Outside the CBD, the possible risk of synthetic biology for terrorist uses has also been discussed within the confines of the Biological Weapons Convention, and to a lesser extent, the Chemical Weapons Convention. Both these international treaties were designed to stop the spread of weapons and technology used for biological and chemical warfare.

“Three to four years ago they set up a working group to look at what these new technologies mean for existing international treaties that regulate the import and export of biological weapons technology.
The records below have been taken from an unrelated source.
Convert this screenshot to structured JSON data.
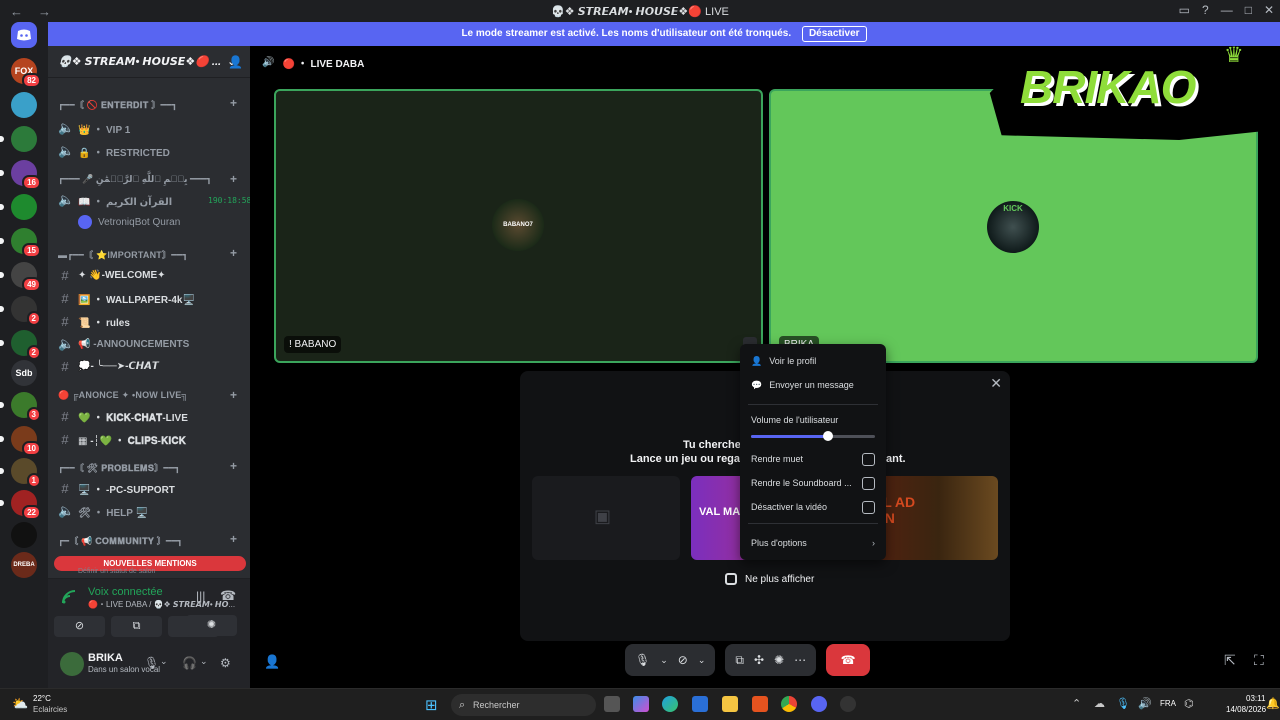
{
  "window": {
    "title": "💀❖ 𝙎𝙏𝙍𝙀𝘼𝙈• 𝙃𝙊𝙐𝙎𝙀❖🔴 LIVE",
    "back": "←",
    "forward": "→"
  },
  "streamer_banner": {
    "text": "Le mode streamer est activé. Les noms d'utilisateur ont été tronqués.",
    "button": "Désactiver"
  },
  "servers": [
    {
      "label": "FOX",
      "badge": "82",
      "color": "#b5441f"
    },
    {
      "label": "",
      "badge": "",
      "color": "#3aa0c9"
    },
    {
      "label": "",
      "badge": "",
      "color": "#2c7a3a"
    },
    {
      "label": "",
      "badge": "16",
      "color": "#6b3fa0"
    },
    {
      "label": "",
      "badge": "",
      "color": "#1e8a2e"
    },
    {
      "label": "",
      "badge": "15",
      "color": "#2f7f2f"
    },
    {
      "label": "",
      "badge": "49",
      "color": "#444"
    },
    {
      "label": "",
      "badge": "2",
      "color": "#333"
    },
    {
      "label": "",
      "badge": "2",
      "color": "#1f5f2f"
    },
    {
      "label": "Sdb",
      "badge": "",
      "color": "#313338"
    },
    {
      "label": "",
      "badge": "3",
      "color": "#3b7a2b"
    },
    {
      "label": "",
      "badge": "10",
      "color": "#7a3b1b"
    },
    {
      "label": "",
      "badge": "1",
      "color": "#5a4a2a"
    },
    {
      "label": "",
      "badge": "22",
      "color": "#a02222"
    },
    {
      "label": "",
      "badge": "",
      "color": "#111"
    },
    {
      "label": "DREBA",
      "badge": "",
      "color": "#6b2a1a"
    }
  ],
  "sidebar": {
    "server_name": "💀❖ 𝙎𝙏𝙍𝙀𝘼𝙈• 𝙃𝙊𝙐𝙎𝙀❖🔴 ...",
    "categories": [
      {
        "label": "┏━━〘 🚫 𝐄𝐍𝐓𝐄𝐑𝐃𝐈𝐓 〙━━┓",
        "channels": [
          {
            "type": "voice",
            "label": "👑 ・ VIP 1"
          },
          {
            "type": "voice",
            "label": "🔒 ・ RESTRICTED"
          }
        ]
      },
      {
        "label": "┏━━━ 🎤 بِسۡمِ ٱللَّهِ ٱلرَّحۡمَٰنِ ━━━┓",
        "channels": [
          {
            "type": "voice",
            "label": "📖 ・ القرآن الكريم",
            "timer": "190:18:58"
          },
          {
            "type": "member",
            "label": "VetroniqBot Quran"
          }
        ]
      },
      {
        "label": "▬┏━━〘 ⭐IMPORTANT〙━━┓",
        "channels": [
          {
            "type": "text",
            "label": "✦ 👋-WELCOME✦"
          },
          {
            "type": "text",
            "label": "🖼️ ・ WALLPAPER-4k🖥️"
          },
          {
            "type": "text",
            "label": "📜 ・ rules"
          },
          {
            "type": "voice",
            "label": "📢 -ANNOUNCEMENTS"
          },
          {
            "type": "text",
            "label": "💭- ╰──➤-𝘾𝙃𝘼𝙏"
          }
        ]
      },
      {
        "label": "🔴 ╔ANONCE ✦ •NOW LIVE╗",
        "channels": [
          {
            "type": "text",
            "label": "💚 ・ 𝐊𝐈𝐂𝐊-𝐂𝐇𝐀𝐓-LIVE"
          },
          {
            "type": "text",
            "label": "▦ -┆💚 ・ 𝐂𝐋𝐈𝐏𝐒-𝐊𝐈𝐂𝐊"
          }
        ]
      },
      {
        "label": "┏━━〘 🛠 𝐏𝐑𝐎𝐁𝐋𝐄𝐌𝐒〙━━┓",
        "channels": [
          {
            "type": "text",
            "label": "🖥️ ・ -PC-SUPPORT"
          },
          {
            "type": "voice",
            "label": "🛠 ・ HELP 🖥️"
          }
        ]
      },
      {
        "label": "┏━〘 📢 𝐂𝐎𝐌𝐌𝐔𝐍𝐈𝐓𝐘 〙━━┓",
        "channels": []
      }
    ],
    "mentions_label": "NOUVELLES MENTIONS",
    "mentions_sub": "Définir un statut de salon"
  },
  "voice_panel": {
    "status": "Voix connectée",
    "channel": "🔴・LIVE DABA / 💀❖ 𝙎𝙏𝙍𝙀𝘼𝙈• 𝙃𝙊..."
  },
  "user_panel": {
    "name": "BRIKA",
    "status": "Dans un salon vocal"
  },
  "call": {
    "channel_label": "🔴 ・ LIVE DABA",
    "tiles": [
      {
        "name": "! BABANO",
        "avatar_text": "BABANO7",
        "bg": "#1a2418",
        "border": "#3ba55c"
      },
      {
        "name": "BRIKA",
        "avatar_text": "KICK",
        "bg": "#63c75a",
        "border": "#3ba55c"
      }
    ],
    "overlay_logo": "BRIKAO"
  },
  "activity": {
    "line1": "Tu cherches",
    "line1_end": "",
    "line2": "Lance un jeu ou regarde",
    "line2_end": "ant.",
    "dont_show": "Ne plus afficher",
    "close": "✕",
    "games": [
      {
        "label": "",
        "color": "#1a1b1e"
      },
      {
        "label": "VAL MAS",
        "color": "#5b2a8a"
      },
      {
        "label": "VIL AD ION",
        "color": "#3a2510"
      }
    ]
  },
  "context_menu": {
    "items": [
      {
        "label": "Voir le profil",
        "icon": "user-icon"
      },
      {
        "label": "Envoyer un message",
        "icon": "chat-bubble-icon"
      }
    ],
    "volume_label": "Volume de l'utilisateur",
    "volume_value": 0.62,
    "toggles": [
      {
        "label": "Rendre muet",
        "checked": false
      },
      {
        "label": "Rendre le Soundboard ...",
        "checked": false
      },
      {
        "label": "Désactiver la vidéo",
        "checked": false
      }
    ],
    "more": "Plus d'options"
  },
  "taskbar": {
    "weather_temp": "22°C",
    "weather_desc": "Eclaircies",
    "search": "Rechercher",
    "lang": "FRA",
    "time": "03:11",
    "date": "14/08/2026"
  },
  "colors": {
    "accent": "#5865f2",
    "danger": "#da373c",
    "online": "#23a55a",
    "green_tile": "#63c75a"
  }
}
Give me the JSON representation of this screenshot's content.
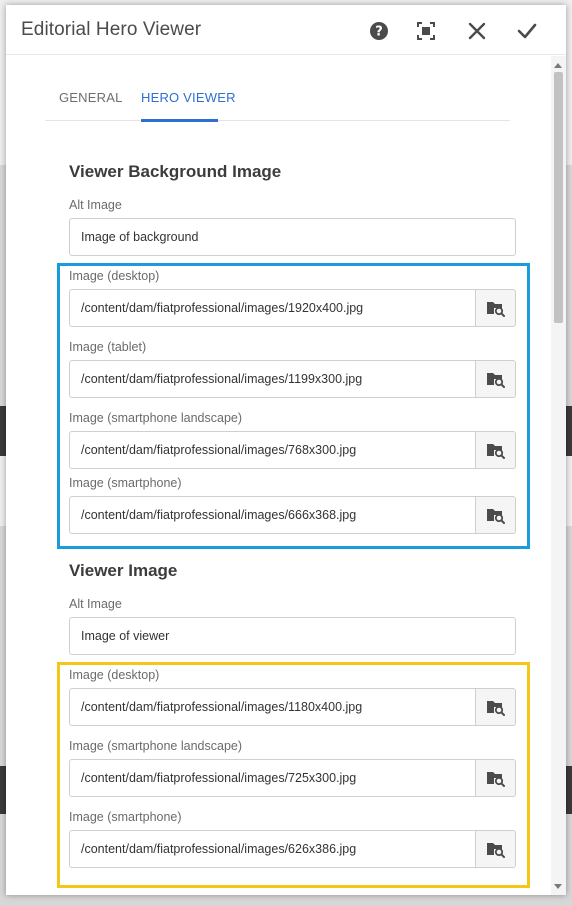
{
  "dialog": {
    "title": "Editorial Hero Viewer",
    "actions": {
      "help": "help-icon",
      "fullscreen": "fullscreen-icon",
      "close": "close-icon",
      "done": "check-icon"
    }
  },
  "tabs": [
    {
      "label": "GENERAL",
      "active": false
    },
    {
      "label": "HERO VIEWER",
      "active": true
    }
  ],
  "background_section": {
    "title": "Viewer Background Image",
    "alt_label": "Alt Image",
    "alt_value": "Image of background",
    "fields": [
      {
        "label": "Image (desktop)",
        "value": "/content/dam/fiatprofessional/images/1920x400.jpg"
      },
      {
        "label": "Image (tablet)",
        "value": "/content/dam/fiatprofessional/images/1199x300.jpg"
      },
      {
        "label": "Image (smartphone landscape)",
        "value": "/content/dam/fiatprofessional/images/768x300.jpg"
      },
      {
        "label": "Image (smartphone)",
        "value": "/content/dam/fiatprofessional/images/666x368.jpg"
      }
    ]
  },
  "viewer_section": {
    "title": "Viewer Image",
    "alt_label": "Alt Image",
    "alt_value": "Image of viewer",
    "fields": [
      {
        "label": "Image (desktop)",
        "value": "/content/dam/fiatprofessional/images/1180x400.jpg"
      },
      {
        "label": "Image (smartphone landscape)",
        "value": "/content/dam/fiatprofessional/images/725x300.jpg"
      },
      {
        "label": "Image (smartphone)",
        "value": "/content/dam/fiatprofessional/images/626x386.jpg"
      }
    ]
  },
  "icons": {
    "browse": "folder-search-icon"
  },
  "colors": {
    "accent": "#2e6fd1",
    "background_highlight": "#1a9bdc",
    "viewer_highlight": "#f5c518"
  }
}
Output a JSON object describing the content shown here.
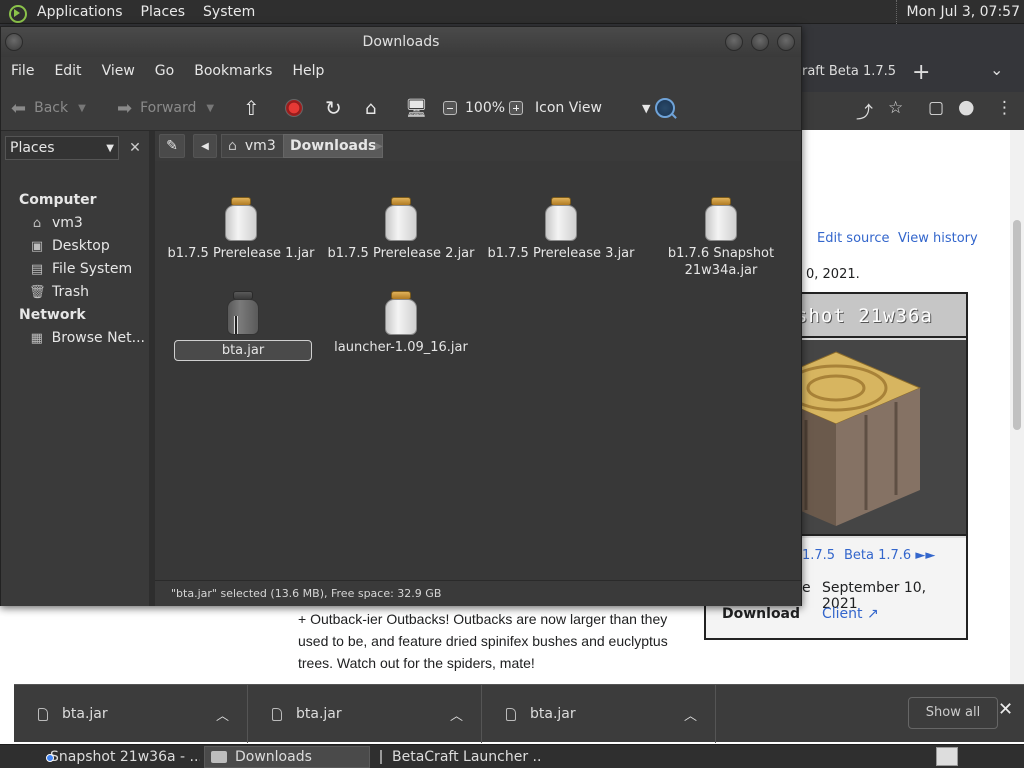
{
  "top_panel": {
    "menus": [
      "Applications",
      "Places",
      "System"
    ],
    "clock": "Mon Jul 3, 07:57"
  },
  "browser": {
    "tab_title": "raft Beta 1.7.5",
    "wiki": {
      "edit_source": "Edit source",
      "view_history": "View history",
      "date_fragment": "0, 2021.",
      "infobox_title": "shot 21w36a",
      "prev_version": "1.7.5",
      "next_version": "Beta 1.7.6 ►►",
      "release_label": "e",
      "release_date": "September 10, 2021",
      "download_label": "Download",
      "download_link": "Client",
      "paragraph": "+ Outback-ier Outbacks! Outbacks are now larger than they used to be, and feature dried spinifex bushes and euclyptus trees. Watch out for the spiders, mate!"
    }
  },
  "downloads_bar": {
    "items": [
      {
        "name": "bta.jar"
      },
      {
        "name": "bta.jar"
      },
      {
        "name": "bta.jar"
      }
    ],
    "show_all": "Show all"
  },
  "taskbar": {
    "tasks": [
      {
        "label": "Snapshot 21w36a - ..."
      },
      {
        "label": "Downloads"
      },
      {
        "label": "BetaCraft Launcher ..."
      }
    ]
  },
  "file_manager": {
    "title": "Downloads",
    "menu": [
      "File",
      "Edit",
      "View",
      "Go",
      "Bookmarks",
      "Help"
    ],
    "toolbar": {
      "back": "Back",
      "forward": "Forward",
      "zoom": "100%",
      "view_mode": "Icon View"
    },
    "side_pane": {
      "selector": "Places",
      "groups": [
        {
          "title": "Computer",
          "items": [
            {
              "label": "vm3",
              "icon": "home-folder-icon"
            },
            {
              "label": "Desktop",
              "icon": "desktop-icon"
            },
            {
              "label": "File System",
              "icon": "drive-icon"
            },
            {
              "label": "Trash",
              "icon": "trash-icon"
            }
          ]
        },
        {
          "title": "Network",
          "items": [
            {
              "label": "Browse Net...",
              "icon": "network-icon"
            }
          ]
        }
      ]
    },
    "location": {
      "crumbs": [
        "vm3",
        "Downloads"
      ]
    },
    "files": [
      {
        "name": "b1.7.5 Prerelease 1.jar"
      },
      {
        "name": "b1.7.5 Prerelease 2.jar"
      },
      {
        "name": "b1.7.5 Prerelease 3.jar"
      },
      {
        "name": "b1.7.6 Snapshot 21w34a.jar"
      },
      {
        "name": "bta.jar"
      },
      {
        "name": "launcher-1.09_16.jar"
      }
    ],
    "status": "\"bta.jar\" selected (13.6 MB), Free space: 32.9 GB"
  }
}
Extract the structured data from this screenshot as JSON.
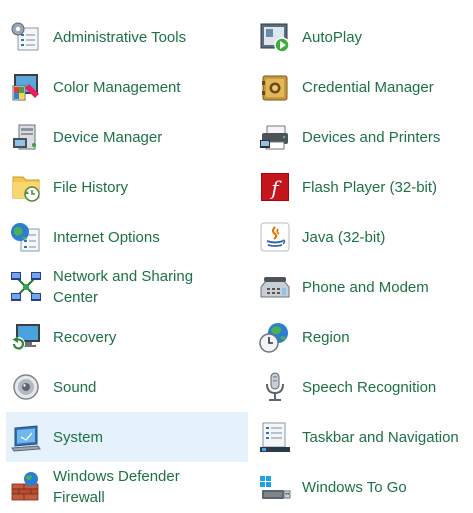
{
  "items": [
    {
      "label": "Administrative Tools",
      "icon": "administrative-tools-icon"
    },
    {
      "label": "AutoPlay",
      "icon": "autoplay-icon"
    },
    {
      "label": "Color Management",
      "icon": "color-management-icon"
    },
    {
      "label": "Credential Manager",
      "icon": "credential-manager-icon"
    },
    {
      "label": "Device Manager",
      "icon": "device-manager-icon"
    },
    {
      "label": "Devices and Printers",
      "icon": "devices-printers-icon"
    },
    {
      "label": "File History",
      "icon": "file-history-icon"
    },
    {
      "label": "Flash Player (32-bit)",
      "icon": "flash-player-icon"
    },
    {
      "label": "Internet Options",
      "icon": "internet-options-icon"
    },
    {
      "label": "Java (32-bit)",
      "icon": "java-icon"
    },
    {
      "label": "Network and Sharing Center",
      "icon": "network-sharing-icon"
    },
    {
      "label": "Phone and Modem",
      "icon": "phone-modem-icon"
    },
    {
      "label": "Recovery",
      "icon": "recovery-icon"
    },
    {
      "label": "Region",
      "icon": "region-icon"
    },
    {
      "label": "Sound",
      "icon": "sound-icon"
    },
    {
      "label": "Speech Recognition",
      "icon": "speech-recognition-icon"
    },
    {
      "label": "System",
      "icon": "system-icon",
      "selected": true
    },
    {
      "label": "Taskbar and Navigation",
      "icon": "taskbar-navigation-icon"
    },
    {
      "label": "Windows Defender Firewall",
      "icon": "firewall-icon"
    },
    {
      "label": "Windows To Go",
      "icon": "windows-to-go-icon"
    }
  ],
  "colors": {
    "link_text": "#1e7145",
    "selected_background": "#e5f1fb"
  }
}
They’re looking at that largely behind closed doors, trying to work out how to best respond to what is a complex problem.

“It’s not just a matter of ‘someone’s developed this new living form, let’s ban its import and export’. With synthetic biology effectively working at the DNA level, or even smaller than that, you’re talking about different things that could be used, in theory, to develop weapons.”

The challenge for regulators and policy makers is to come up with legislation that balances security and safety risks while still facilitating research.

“How do you differentiate between those building blocks of life being sent across international borders for scientific research, and being sent across international borders for terrorist purposes? You can’t. How does that feed into the quarantine and customs regulations in particular countries? And what gaps are there in the regulation of synthetic biology under international environmental law?

“I don’t know what the answers are yet, but I am keen to find out.”